Chapitre 14-3

Peter attachait méticuleusement mes escarpins pendant que j'essayai tant bien que mal de tenir debout.

— Pourquoi vous acharnez-vous à vouloir m'apprendre à marcher avec ces chaussures ? Cela fait deux mois que vous perdez votre temps avec moi.

Peter se redressa et me parcourut d'un regard bref. Il esquissa un geste évasif avant de répondre d'une voix monocorde :

— Comme si j'avais le choix !

Je me pinçai les lèvres, ennuyée. Le pauvre homme était obligé de supporter ces séances avec autant de joie que moi. Nous étions à moins de deux semaines de Thanksgiving, lui comme moi avions d'autres choses de plus urgentes à faire. Malheureusement, les filles Khan s'obstinaient à croire que je pourrais, un jour, marcher sur ces échasses.

— Dépêchons-nous avant que monsieur Khan ne nous surprenne, déclara Peter.

Il attrapa mes mains pour m'aider à avancer au milieu de la pièce. J'avais l'impression que mes jambes allaient céder sous mon poids tellement qu'elles étaient arquées. Peter s'éclaircit la gorge.

— Notre seigneur est d'une humeur exécrable depuis ce matin. Je ne l'ai encore jamais vu aussi...

Peter cherchait le mot pour définir le comportement de Yeraz.

— Détestable ? finis-je par lâcher.

— C'est vous qui l'avez dit. Moi, je n'aurais jamais osé.

J'esquissai un petit sourire face à Peter qui dissimula difficilement le sien. Il me lâcha les mains et s'écarta de moi pour m'observer.

L'assistant de Camilia connaissait Yeraz depuis toujours, il pourrait sûrement répondre à mes questions. J'avais passé tout mon dimanche à me refaire le film de notre soirée de samedi sans toujours rien comprendre à son brusque changement de comportement. Je rassemblai mon courage et demandai d'une voix faussement détachée :

— Yeraz a-t-il déjà eu une liaison ou une relation à long terme avec une femme ?

D'un haussement de sourcil, Peter m'invita à poursuivre.
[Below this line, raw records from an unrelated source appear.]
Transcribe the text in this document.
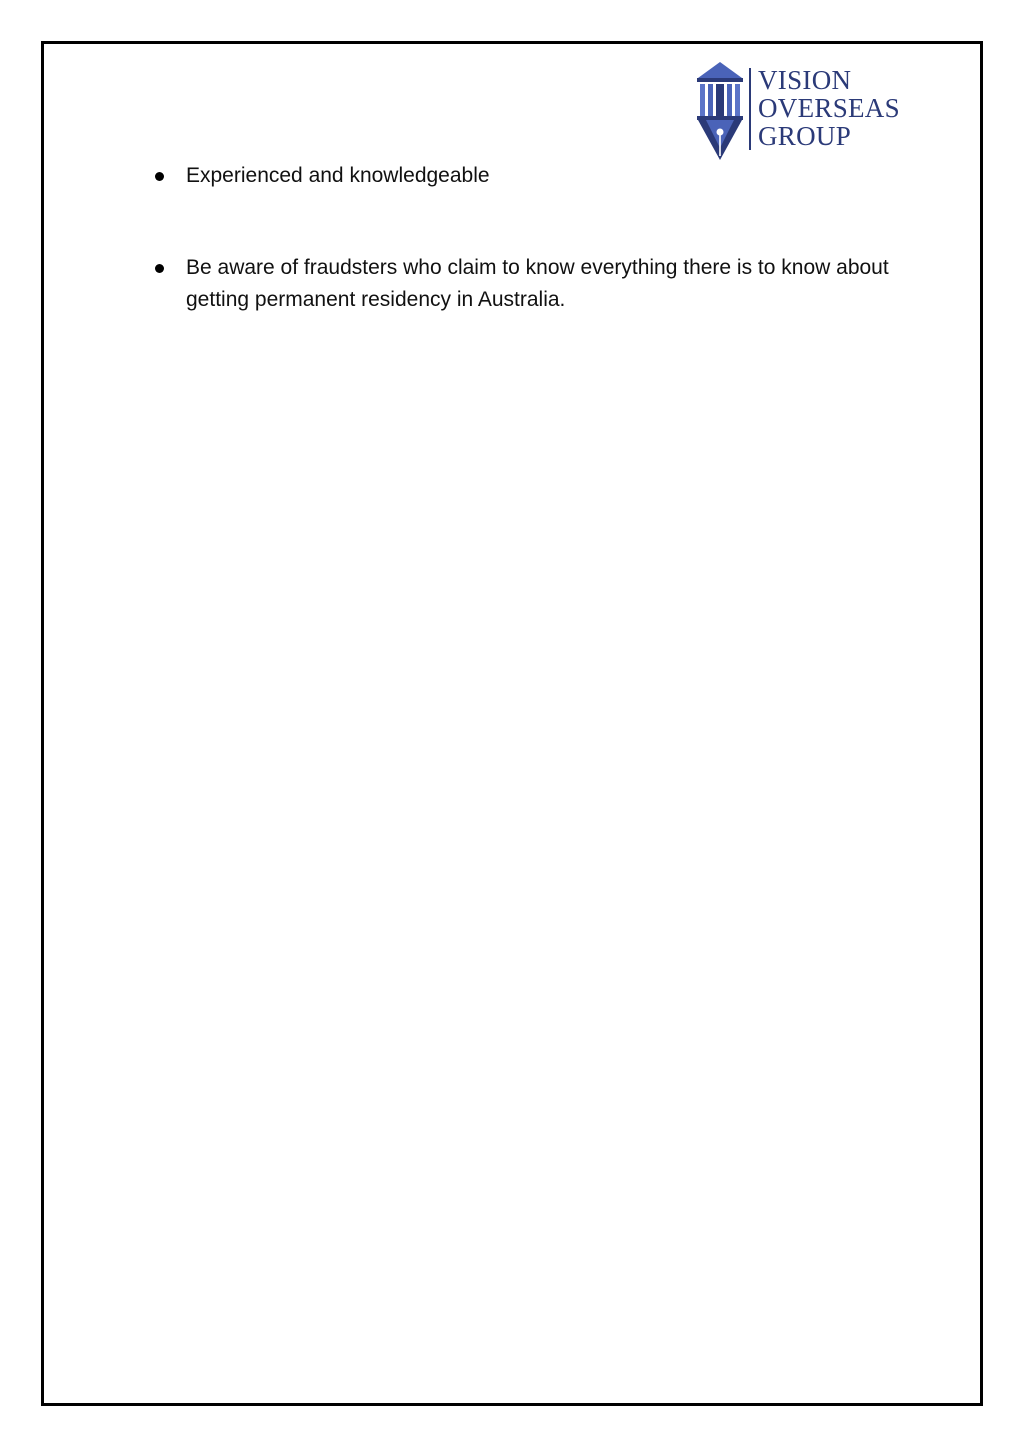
VISION
OVERSEAS
GROUP
Experienced and knowledgeable
Be aware of fraudsters who claim to know everything there is to know about getting permanent residency in Australia.
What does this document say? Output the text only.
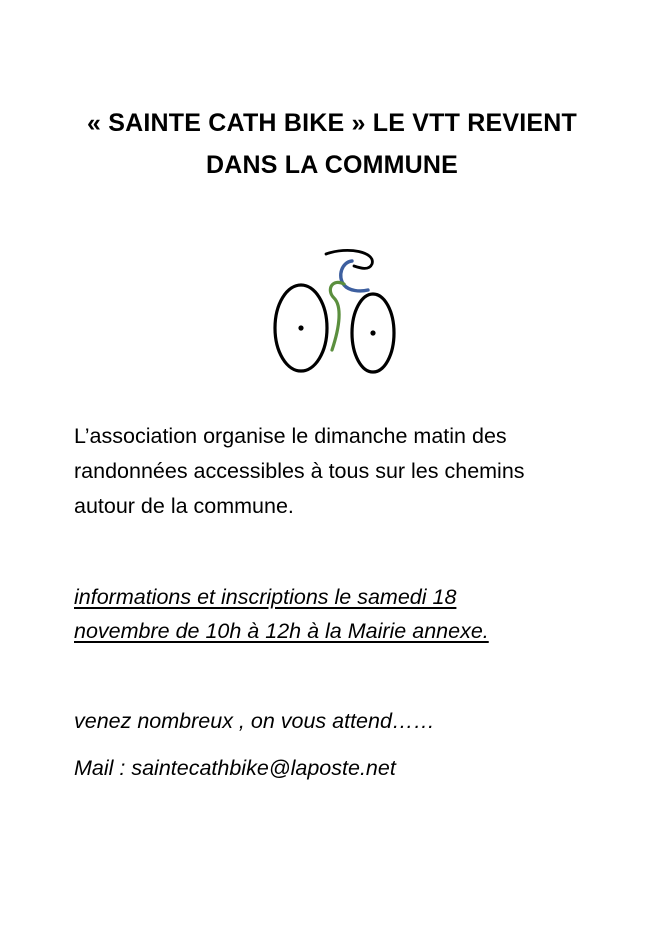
« SAINTE CATH BIKE » LE VTT REVIENT
DANS LA COMMUNE
L’association organise le dimanche matin des
randonnées accessibles à tous sur les chemins
autour de la commune.
informations et inscriptions le samedi 18
novembre de 10h à 12h à la Mairie annexe.
venez nombreux , on vous attend……
Mail : saintecathbike@laposte.net
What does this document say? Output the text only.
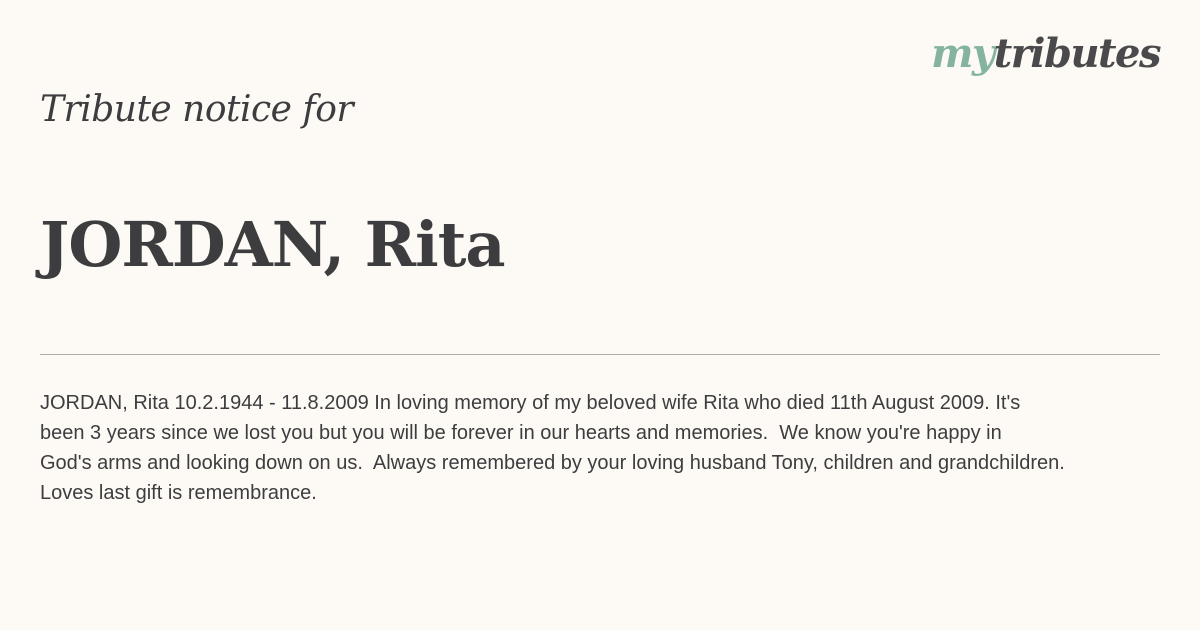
mytributes
Tribute notice for
JORDAN, Rita

JORDAN, Rita 10.2.1944 - 11.8.2009 In loving memory of my beloved wife Rita who died 11th August 2009. It's
been 3 years since we lost you but you will be forever in our hearts and memories.  We know you're happy in
God's arms and looking down on us.  Always remembered by your loving husband Tony, children and grandchildren.
Loves last gift is remembrance.
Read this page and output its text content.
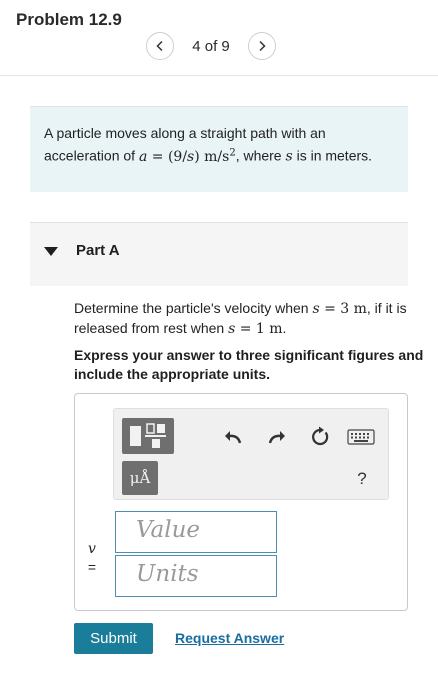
Problem 12.9
4 of 9
A particle moves along a straight path with an acceleration of a = (9/s) $m/s^2$, where s is in meters.
Part A
Determine the particle's velocity when s = 3 m, if it is released from rest when s = 1 m.
Express your answer to three significant figures and include the appropriate units.
μÅ	?
v
=
Value
Units
Submit	Request Answer
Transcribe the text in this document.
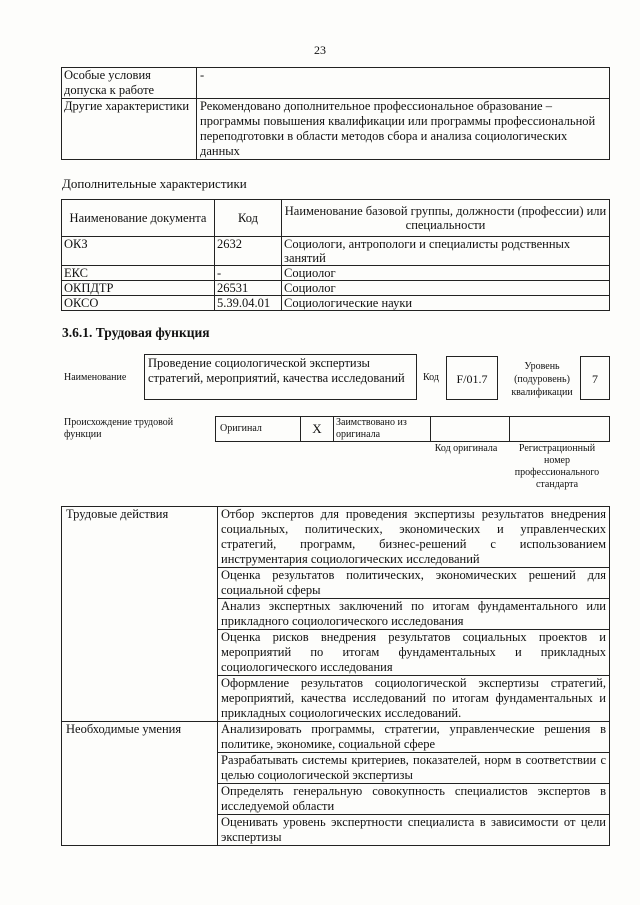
23
Особые условия допуска к работе	-
Другие характеристики	Рекомендовано дополнительное профессиональное образование – программы повышения квалификации или программы профессиональной переподготовки в области методов сбора и анализа социологических данных
Дополнительные характеристики
Наименование документа	Код	Наименование базовой группы, должности (профессии) или специальности
ОКЗ	2632	Социологи, антропологи и специалисты родственных занятий
ЕКС	-	Социолог
ОКПДТР	26531	Социолог
ОКСО	5.39.04.01	Социологические науки
3.6.1. Трудовая функция
Наименование
Проведение социологической экспертизы стратегий, мероприятий, качества исследований	Код	F/01.7
Уровень (подуровень) квалификации
7
Происхождение трудовой функции
Оригинал	X	Заимствовано из оригинала		
Код оригинала	Регистрационный номер профессионального стандарта
Трудовые действия	Отбор экспертов для проведения экспертизы результатов внедрения социальных, политических, экономических и управленческих стратегий, программ, бизнес-решений с использованием инструментария социологических исследований
	Оценка результатов политических, экономических решений для социальной сферы
	Анализ экспертных заключений по итогам фундаментального или прикладного социологического исследования
	Оценка рисков внедрения результатов социальных проектов и мероприятий по итогам фундаментальных и прикладных социологического исследования
	Оформление результатов социологической экспертизы стратегий, мероприятий, качества исследований по итогам фундаментальных и прикладных социологических исследований.
Необходимые умения	Анализировать программы, стратегии, управленческие решения в политике, экономике, социальной сфере
	Разрабатывать системы критериев, показателей, норм в соответствии с целью социологической экспертизы
	Определять генеральную совокупность специалистов экспертов в исследуемой области
	Оценивать уровень экспертности специалиста в зависимости от цели экспертизы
Je bafouillai :

— Peut-être qu'il ne serait pas aussi...si...

— Non ! trancha Peter. Monsieur Khan est un homme à femmes, mais aucune d'entre elles n'a conquis son cœur. C'est un célibataire endurci qui refusera toute relation sérieuse au cours de sa vie.

Il marqua une pause avant d'ajouter d'un air navré :

— Loin de moi l'envie de vous blesser, mais monsieur Khan aime les belles femmes. Je pense que vous pouvez essayer d'être une bonne amie.

— Oui, une bonne amie

Mes paroles n'étaient qu'un léger murmure. Il émanait de moi une impression de désespoir absolu. Peter, abasourdi, arrêta brusquement d'incliner sa tête d'un sens puis de l'autre et se figea.

— Non, Ronney ! Vous ne pouvez pas, vous ne devez pas tomber amoureuse de cet homme. Il vous détruira.

— Il m'a détruite le jour où il a posé les yeux sur moi.

Le souffle de mes mots resta suspendu dans l'air. Pour la première fois, je lus dans ses petits yeux marron de la compassion à mon égard mélangé à une terrible tristesse.

— Camilia ne doit rien savoir au sujet de vos sentiments ni monsieur Khan. Il vous reste deux mois. Ne gâchez pas tout, surtout pour lui. Yeraz ne connaît que la violence, le goût du sang, les ténèbres. Il tutoie la mort et le Diable, mais il est effrayé à l'idée d'aimer une femme. Ça le rendrait vulnérable et dans ce milieu, ça ne pardonne pas.

Je lui décrochai un sourire suffisant pour cacher mon désespoir. Peter étouffa un soupir avant de secouer la tête :

— Bon, nous avons encore pas mal de boulot ! Vous allez suivre la ligne droite jusqu'à la fenêtre. Tâchez de ne pas vous écrouler, car je vous assure, Ronney, ce sera encore pire après. Je ne plaisante pas.

J'acquiesçai, puis me retournai en levant ma tête bien droite comme Peter me l'avait appris.